At GCSE we follow the Eduqas (formerly WJEC) syllabus for English Language and English Literature; though examined as separate subjects, they are taught simultaneously throughout Year 10 and 11. At KS4, students further develop their skills in reading and writing as well as the appreciation and understanding of literature. The content of the English curriculum is rich and varied. Students cover a wide range of topics: narrative and transactional writing, poetry, Shakespeare and 19th century prose such as "Jekyll and Hyde" or "A Christmas Carol," as well as a range of extracts from contemporary and classic literature and non-fiction reading.
We are a collaborative department and lessons are carefully planned to engage students and to prepare them well for examinations as well as the world outside of school. Class work is marked regularly and summative assessments are given every half term to inform our "flightpath" forecasts.
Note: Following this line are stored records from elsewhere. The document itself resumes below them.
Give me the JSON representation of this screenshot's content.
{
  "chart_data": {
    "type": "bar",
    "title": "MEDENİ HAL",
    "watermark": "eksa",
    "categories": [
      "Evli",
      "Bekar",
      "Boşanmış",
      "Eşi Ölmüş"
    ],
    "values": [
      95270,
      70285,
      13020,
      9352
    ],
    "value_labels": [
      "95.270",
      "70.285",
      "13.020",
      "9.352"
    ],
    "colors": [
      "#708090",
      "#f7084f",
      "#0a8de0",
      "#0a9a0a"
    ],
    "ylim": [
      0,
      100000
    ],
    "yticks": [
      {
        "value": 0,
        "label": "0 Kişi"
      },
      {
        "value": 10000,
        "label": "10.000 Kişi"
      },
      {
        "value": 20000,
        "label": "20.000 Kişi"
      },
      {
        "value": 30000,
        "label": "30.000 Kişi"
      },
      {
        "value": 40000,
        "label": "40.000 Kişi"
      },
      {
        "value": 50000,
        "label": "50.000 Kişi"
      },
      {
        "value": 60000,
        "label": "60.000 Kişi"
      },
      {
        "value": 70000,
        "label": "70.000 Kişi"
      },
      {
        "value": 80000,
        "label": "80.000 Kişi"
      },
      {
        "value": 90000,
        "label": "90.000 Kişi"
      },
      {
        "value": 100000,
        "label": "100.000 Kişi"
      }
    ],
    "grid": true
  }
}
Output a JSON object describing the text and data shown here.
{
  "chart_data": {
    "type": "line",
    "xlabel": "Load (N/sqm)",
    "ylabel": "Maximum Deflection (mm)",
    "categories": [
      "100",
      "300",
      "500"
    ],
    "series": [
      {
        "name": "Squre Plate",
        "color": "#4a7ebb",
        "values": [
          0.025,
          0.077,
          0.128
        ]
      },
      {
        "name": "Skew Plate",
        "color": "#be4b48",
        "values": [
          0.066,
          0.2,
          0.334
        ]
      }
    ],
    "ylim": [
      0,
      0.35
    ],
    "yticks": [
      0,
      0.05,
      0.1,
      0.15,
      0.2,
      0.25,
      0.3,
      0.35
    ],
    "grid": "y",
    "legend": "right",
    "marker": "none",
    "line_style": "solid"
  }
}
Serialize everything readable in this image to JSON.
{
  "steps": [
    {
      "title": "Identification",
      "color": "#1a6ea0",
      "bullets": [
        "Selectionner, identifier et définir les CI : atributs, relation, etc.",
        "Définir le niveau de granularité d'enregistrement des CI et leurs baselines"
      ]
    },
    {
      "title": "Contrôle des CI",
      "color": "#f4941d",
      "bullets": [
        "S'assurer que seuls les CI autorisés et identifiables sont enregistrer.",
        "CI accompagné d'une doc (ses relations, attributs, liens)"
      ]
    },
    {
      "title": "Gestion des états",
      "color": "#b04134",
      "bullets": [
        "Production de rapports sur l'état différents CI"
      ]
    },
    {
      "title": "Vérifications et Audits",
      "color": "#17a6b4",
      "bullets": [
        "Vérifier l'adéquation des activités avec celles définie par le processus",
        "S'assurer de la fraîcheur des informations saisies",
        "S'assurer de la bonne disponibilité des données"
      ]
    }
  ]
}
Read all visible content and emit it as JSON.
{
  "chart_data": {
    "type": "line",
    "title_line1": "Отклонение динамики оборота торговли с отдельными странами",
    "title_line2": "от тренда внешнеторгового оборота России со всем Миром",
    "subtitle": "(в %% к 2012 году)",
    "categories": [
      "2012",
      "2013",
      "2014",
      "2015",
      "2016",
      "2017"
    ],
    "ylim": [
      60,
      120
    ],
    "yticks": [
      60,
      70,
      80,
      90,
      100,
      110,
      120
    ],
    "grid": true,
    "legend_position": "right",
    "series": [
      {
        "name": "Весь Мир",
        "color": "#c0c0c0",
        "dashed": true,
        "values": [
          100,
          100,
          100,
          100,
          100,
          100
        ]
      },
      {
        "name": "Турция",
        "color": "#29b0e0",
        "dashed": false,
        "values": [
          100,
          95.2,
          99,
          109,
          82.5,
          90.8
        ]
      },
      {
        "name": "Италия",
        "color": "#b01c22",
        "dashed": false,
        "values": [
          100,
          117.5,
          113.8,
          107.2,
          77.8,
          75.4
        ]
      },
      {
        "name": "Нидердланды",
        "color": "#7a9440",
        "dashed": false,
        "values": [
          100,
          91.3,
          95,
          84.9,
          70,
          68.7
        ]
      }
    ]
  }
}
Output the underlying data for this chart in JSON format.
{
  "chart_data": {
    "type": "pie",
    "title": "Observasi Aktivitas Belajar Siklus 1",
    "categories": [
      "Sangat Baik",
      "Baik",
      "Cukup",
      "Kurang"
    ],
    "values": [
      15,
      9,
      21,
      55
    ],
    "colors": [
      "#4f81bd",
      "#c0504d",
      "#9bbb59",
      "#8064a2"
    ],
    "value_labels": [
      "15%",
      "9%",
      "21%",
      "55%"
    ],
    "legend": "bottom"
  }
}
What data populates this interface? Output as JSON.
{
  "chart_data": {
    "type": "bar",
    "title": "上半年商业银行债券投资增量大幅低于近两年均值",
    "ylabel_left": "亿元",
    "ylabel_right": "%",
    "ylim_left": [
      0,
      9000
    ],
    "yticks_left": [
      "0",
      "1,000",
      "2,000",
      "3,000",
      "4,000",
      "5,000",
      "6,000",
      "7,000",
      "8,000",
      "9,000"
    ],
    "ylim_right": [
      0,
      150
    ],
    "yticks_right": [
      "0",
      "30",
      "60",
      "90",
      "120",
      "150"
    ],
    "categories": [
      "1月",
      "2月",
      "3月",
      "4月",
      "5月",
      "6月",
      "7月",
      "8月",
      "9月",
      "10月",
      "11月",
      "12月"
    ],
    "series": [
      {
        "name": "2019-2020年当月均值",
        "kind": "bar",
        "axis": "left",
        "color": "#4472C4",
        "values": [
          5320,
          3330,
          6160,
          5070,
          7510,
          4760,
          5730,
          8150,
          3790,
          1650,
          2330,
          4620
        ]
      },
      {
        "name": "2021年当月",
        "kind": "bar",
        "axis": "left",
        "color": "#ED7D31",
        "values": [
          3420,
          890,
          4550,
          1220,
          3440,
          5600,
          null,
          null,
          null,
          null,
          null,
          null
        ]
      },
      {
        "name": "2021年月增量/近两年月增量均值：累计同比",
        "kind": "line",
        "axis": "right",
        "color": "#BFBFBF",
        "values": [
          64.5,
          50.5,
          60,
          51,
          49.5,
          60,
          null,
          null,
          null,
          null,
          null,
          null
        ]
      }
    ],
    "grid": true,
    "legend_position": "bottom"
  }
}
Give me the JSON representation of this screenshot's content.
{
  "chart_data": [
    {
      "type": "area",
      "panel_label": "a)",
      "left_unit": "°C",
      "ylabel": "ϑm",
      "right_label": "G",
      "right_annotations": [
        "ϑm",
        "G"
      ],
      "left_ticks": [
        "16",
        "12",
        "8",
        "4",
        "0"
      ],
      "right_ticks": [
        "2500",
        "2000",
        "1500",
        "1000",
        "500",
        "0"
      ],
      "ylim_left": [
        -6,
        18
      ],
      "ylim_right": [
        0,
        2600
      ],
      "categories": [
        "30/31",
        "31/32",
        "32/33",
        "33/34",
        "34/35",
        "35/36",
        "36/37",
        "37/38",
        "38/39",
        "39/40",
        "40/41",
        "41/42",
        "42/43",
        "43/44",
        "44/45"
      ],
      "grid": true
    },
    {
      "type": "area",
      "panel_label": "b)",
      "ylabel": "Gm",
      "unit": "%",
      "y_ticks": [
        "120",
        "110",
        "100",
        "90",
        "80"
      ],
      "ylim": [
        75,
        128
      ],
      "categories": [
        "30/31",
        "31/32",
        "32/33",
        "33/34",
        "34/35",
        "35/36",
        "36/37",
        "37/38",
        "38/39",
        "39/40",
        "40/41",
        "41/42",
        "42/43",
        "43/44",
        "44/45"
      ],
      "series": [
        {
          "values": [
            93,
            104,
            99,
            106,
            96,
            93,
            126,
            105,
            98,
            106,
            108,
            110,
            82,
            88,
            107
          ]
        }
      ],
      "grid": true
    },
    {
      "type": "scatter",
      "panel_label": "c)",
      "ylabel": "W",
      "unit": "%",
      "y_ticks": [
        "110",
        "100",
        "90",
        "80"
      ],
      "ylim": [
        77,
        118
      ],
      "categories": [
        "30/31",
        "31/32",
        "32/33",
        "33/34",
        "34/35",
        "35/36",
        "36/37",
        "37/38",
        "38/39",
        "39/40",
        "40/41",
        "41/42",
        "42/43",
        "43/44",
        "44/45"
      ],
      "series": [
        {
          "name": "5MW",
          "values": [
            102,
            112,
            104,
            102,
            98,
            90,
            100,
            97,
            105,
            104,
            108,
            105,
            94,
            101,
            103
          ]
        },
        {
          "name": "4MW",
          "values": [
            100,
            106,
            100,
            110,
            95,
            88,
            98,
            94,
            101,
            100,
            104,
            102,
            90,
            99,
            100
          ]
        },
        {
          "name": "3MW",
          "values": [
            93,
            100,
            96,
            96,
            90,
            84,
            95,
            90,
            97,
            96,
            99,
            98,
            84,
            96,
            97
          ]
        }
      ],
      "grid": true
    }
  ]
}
Throughout KS4, we talk with students about their targets and progress, and we aspire to instil in students a lasting enthusiasm for our subject.
Please see the Eduqas website for more information: http://www.eduqas.co.uk/
English is a core subject that is essential in everyday life. Colleges/universities and employers all like to see a good English GCSE grade, as this highlights that the applicant has proven, quality communication skills.
Gaining a C grade at GCSE opens many doors. You need Grade C (new GCSE level 5) English to effectively access A levels. For that reason, for many A level courses, a grade C in English is necessary to study AS/A2. A levels are required to study a degree course at university and a degree increases earning power further. For most careers, from hairdressing to medicine, you need your English GCSE, so working hard now will reap rewards later in life!
Times change, but the power of words and language only grows. We are proud to help our students on the journey towards becoming perceptive, articulate and creative participants in society.